Originally posted by: chuckywang
2) The answer is 103. Man, I had to go through a lot of work to get that, so I don't think my way was the best way. What's the shortcut in this problem, Vertimus?

nah it's 110.

it's easy:

let BC be x, CD by y.

now the triangles ABC and BCD are similar so you have the proportion:
sqrt(11)/x = x/y

so y = x^2/sqrt(11)

also on the other side of the trapezoid... drop down A to point E such that ABCE is a rectangle. (assume AB longer than CD, if not flip).

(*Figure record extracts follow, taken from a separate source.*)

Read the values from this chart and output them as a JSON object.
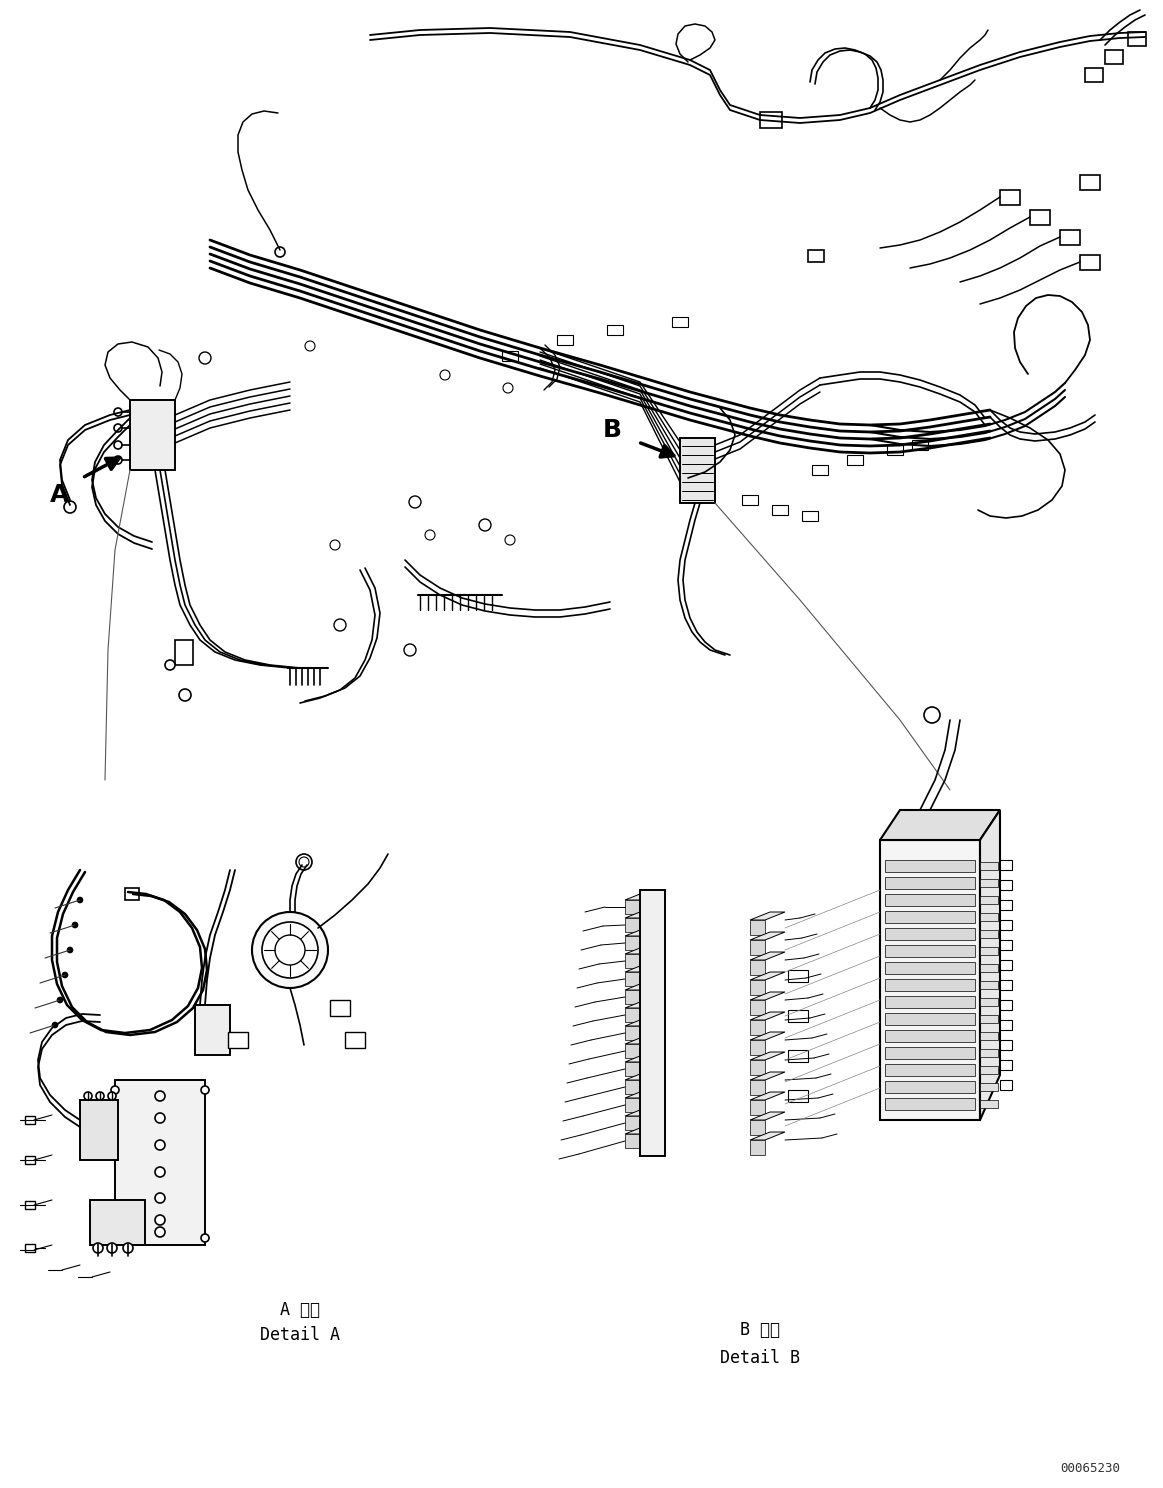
{
  "figure_width": 11.63,
  "figure_height": 14.88,
  "dpi": 100,
  "background_color": "#ffffff",
  "line_color": "#000000",
  "label_A": "A",
  "label_B": "B",
  "detail_A_line1": "A 詳細",
  "detail_A_line2": "Detail A",
  "detail_B_line1": "B 詳細",
  "detail_B_line2": "Detail B",
  "watermark": "00065230"
}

then... AE^2 + DE^2 = x^2 + DE^2 = AD^2 = 1001 (pyth)
solve for DE^2 = sqrt(1001 - x^2)

so..... sqrt(1001-x^2) + y = sqrt(11). plug in for y.
sqrt(1001-x^2) + x^2/sqrt(11) = sqrt(11).
move over the x^2 term to other side and square both sides. get fourth degree polynomial but it factors nicely to (x^2 - 110) (x^2 + 99) = 0.

obviously you want positive answer so x^2 = 110

 

[chuckywang]

Originally posted by: akubi

Originally posted by: chuckywang
2) The answer is 103. Man, I had to go through a lot of work to get that, so I don't think my way was the best way. What's the shortcut in this problem, Vertimus?

nah it's 110.

it's easy:

let BC be x, CD by y.

now the triangles ABC and BCD are similar so you have the proportion:
sqrt(11)/x = x/y

so y = x^2/sqrt(11)

also on the other side of the trapezoid... drop down A to point E such that ABCE is a rectangle. (assume AB longer than CD, if not flip).

then... AE^2 + DE^2 = x^2 + DE^2 = AD^2 = 1001 (pyth)
solve for DE^2 = sqrt(1001 - x^2)

so..... sqrt(1001-x^2) + y = sqrt(11). plug in for y.
sqrt(1001-x^2) + x^2/sqrt(11) = sqrt(11).
move over the x^2 term to other side and square both sides. get fourth degree polynomial but it factors nicely to (x^2 - 110) (x^2 + 99) = 0.

obviously you want positive answer so x^2 = 110

You're right....I made a stupid arithmetic mistake when I, for some reason, had 81^2 as 898 instead of 891, hence the difference of 7 between your correct answer and mine.